Shutting the refinery without a plan for workers or the site was madness - and far from the 'Just Transition' the government promised, he said.
"They managed to subsidise Tiwai Point to keep it alive which is not a national security asset, it doesn't provide anything for this country, it supports a multinational mining company."
That was in contrast to the refinery, which he said didn't seem to be important to the government, and may become a problem for them.
"Labour won the seat of Whangārei and the seat of Northland for probably the first time in my memory... they will never win it again if this refinery closes."
Refinery operator Greg Ventnor said he had seen the same problems play out in Australia where the government is subsidising its refineries to keep them open.
It was vital we do the same here to ensure fuel security, he said.
"There only has to be a little diplomatic spat, or some sort of global conflict and we're completely dependent on Asia and the first thing they'll do is either shut that down in the event of a conflict or in the event of a diplomatic spat, they will use that supply to blackmail the country."
First Union transport secretary Jared Abbott agreed fuel security was a huge issue.
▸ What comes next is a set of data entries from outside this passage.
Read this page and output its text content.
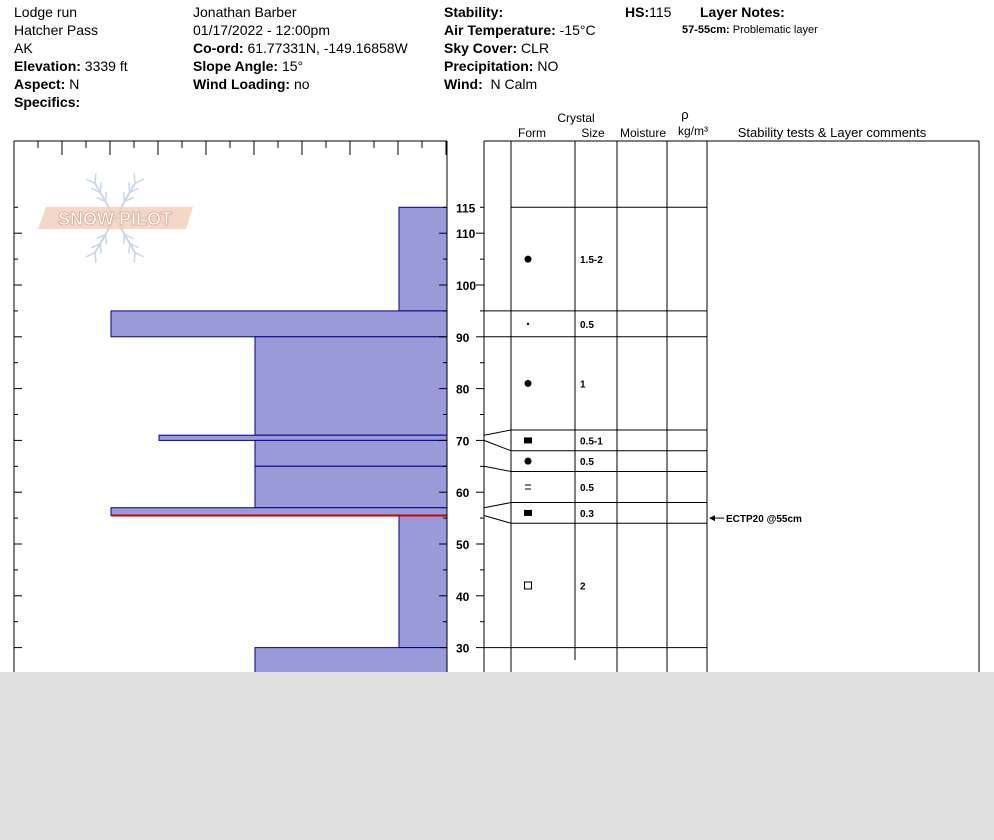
Lodge run
Hatcher Pass
AK
Elevation: 3339 ft
Aspect: N
Specifics:
Jonathan Barber
01/17/2022 - 12:00pm
Co-ord: 61.77331N, -149.16858W
Slope Angle: 15°
Wind Loading: no
Stability:
Air Temperature: -15°C
Sky Cover: CLR
Precipitation: NO
Wind: N Calm
HS:115 Layer Notes:
57-55cm: Problematic layer
30
40
50
60
70
80
90
100
110
115
SNOW PILOT
Crystal
Form	Size Moisture
ρ
kg/m³ Stability tests & Layer comments
1.5-2
0.5
1
0.5-1
0.5
0.5
0.3
2
ECTP20 @55cm
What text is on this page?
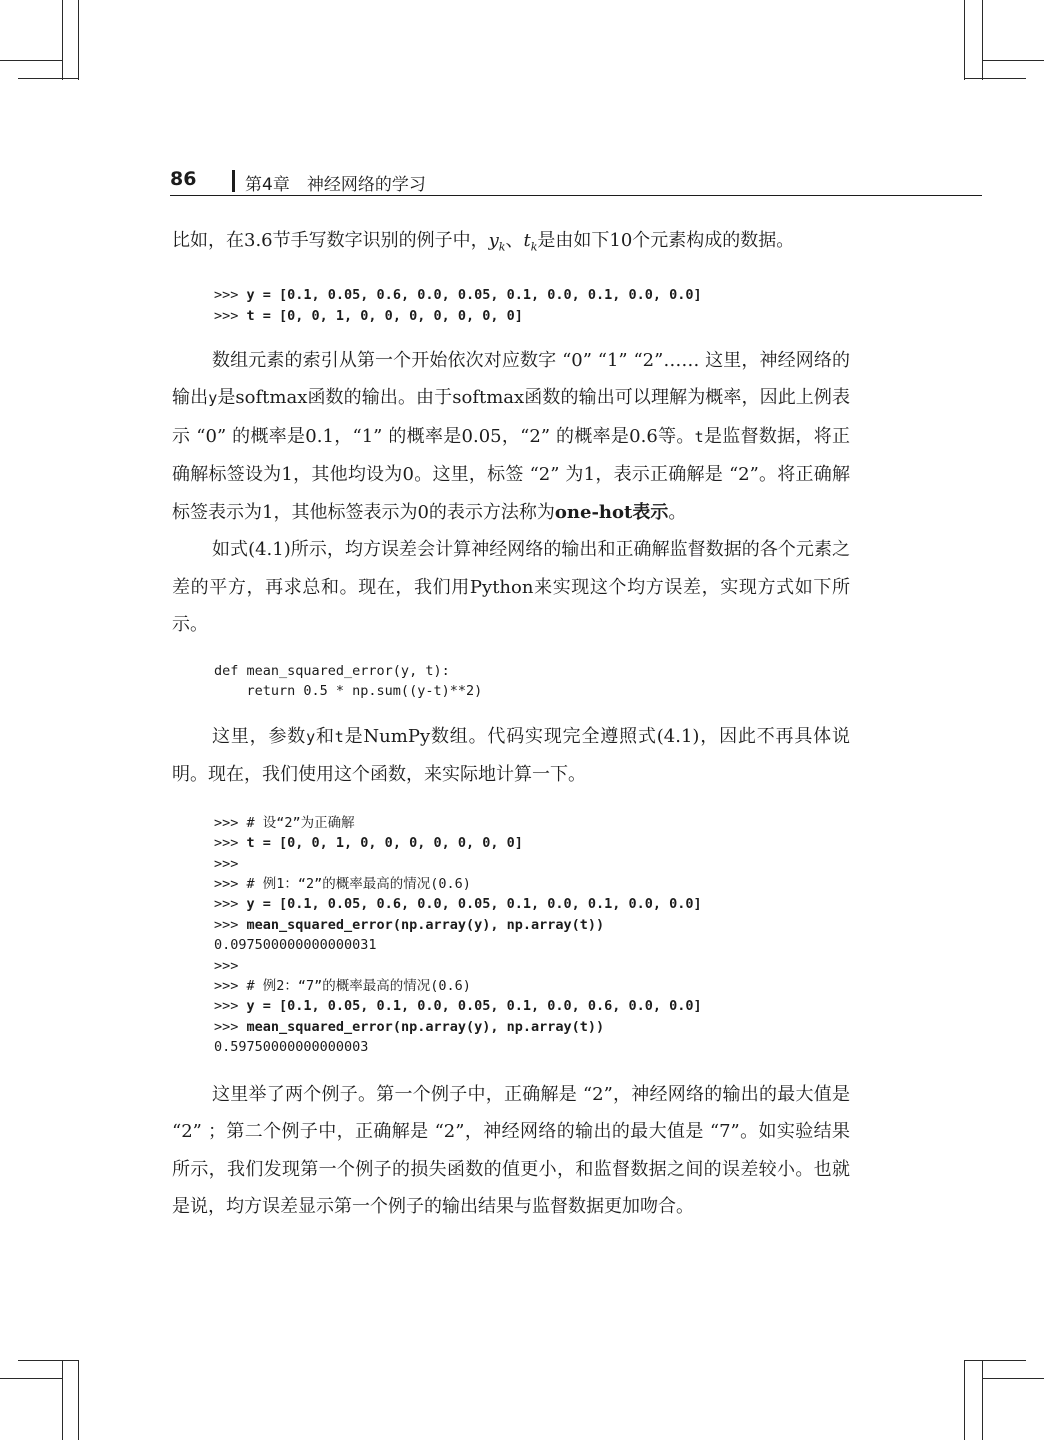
86	第4章　神经网络的学习

比如，在3.6节手写数字识别的例子中，$y_k$、$t_k$是由如下10个元素构成的数据。

>>> y = [0.1, 0.05, 0.6, 0.0, 0.05, 0.1, 0.0, 0.1, 0.0, 0.0]
>>> t = [0, 0, 1, 0, 0, 0, 0, 0, 0, 0]

数组元素的索引从第一个开始依次对应数字 “0” “1” “2”…… 这里，神经网络的输出y是softmax函数的输出。由于softmax函数的输出可以理解为概率，因此上例表示 “0” 的概率是0.1，“1” 的概率是0.05，“2” 的概率是0.6等。t是监督数据，将正确解标签设为1，其他均设为0。这里，标签 “2” 为1，表示正确解是 “2”。将正确解标签表示为1，其他标签表示为0的表示方法称为one-hot表示。

如式(4.1)所示，均方误差会计算神经网络的输出和正确解监督数据的各个元素之差的平方，再求总和。现在，我们用Python来实现这个均方误差，实现方式如下所示。

def mean_squared_error(y, t):
return 0.5 * np.sum((y-t)**2)

这里，参数y和t是NumPy数组。代码实现完全遵照式(4.1)，因此不再具体说明。现在，我们使用这个函数，来实际地计算一下。

>>> # 设“2”为正确解
>>> t = [0, 0, 1, 0, 0, 0, 0, 0, 0, 0]
>>>
>>> # 例1：“2”的概率最高的情况(0.6)
>>> y = [0.1, 0.05, 0.6, 0.0, 0.05, 0.1, 0.0, 0.1, 0.0, 0.0]
>>> mean_squared_error(np.array(y), np.array(t))
0.097500000000000031
>>>
>>> # 例2：“7”的概率最高的情况(0.6)
>>> y = [0.1, 0.05, 0.1, 0.0, 0.05, 0.1, 0.0, 0.6, 0.0, 0.0]
>>> mean_squared_error(np.array(y), np.array(t))
0.59750000000000003

这里举了两个例子。第一个例子中，正确解是 “2”，神经网络的输出的最大值是 “2” ；第二个例子中，正确解是 “2”，神经网络的输出的最大值是 “7”。如实验结果所示，我们发现第一个例子的损失函数的值更小，和监督数据之间的误差较小。也就是说，均方误差显示第一个例子的输出结果与监督数据更加吻合。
The government needed to step up and bring in a fuel levy to subsidise keeping the refinery open, he said.
"From a government perspective it makes no sense to shut the place down - and that's not even looking at the fuel security side, once you factor in the fuel security side and the economic impact of any disruption then it's a no brainer.
"You need to have these types of strategic assets protected."
First Union is part of the Northland Recovery Working Group, with representatives from central and local government, local businesses and Whangārei mayor Sheryl Mai.
She said different uses for the refinery site were being considered, but they were not going to come before April next year.
"This is our Tiwai Point, this is our Taranaki... and we do definitely look to central government for their support. So the question needs to be posed to them; what are their plans, how can they help - and they're certainly around the table for those discussions."
In a statement, Energy Minister Megan Woods said the government recognised it was an unsettling time for workers and it was talking with stakeholders and staff about future options for the site.
She was interested in the possibility of Refining NZ helping with the transition to a net zero emissions economy, such as potential biofuels production.
But Woods said the switch to import only would not affect fuel security because New Zealand could source fuels from multiple refineries in multiple locations.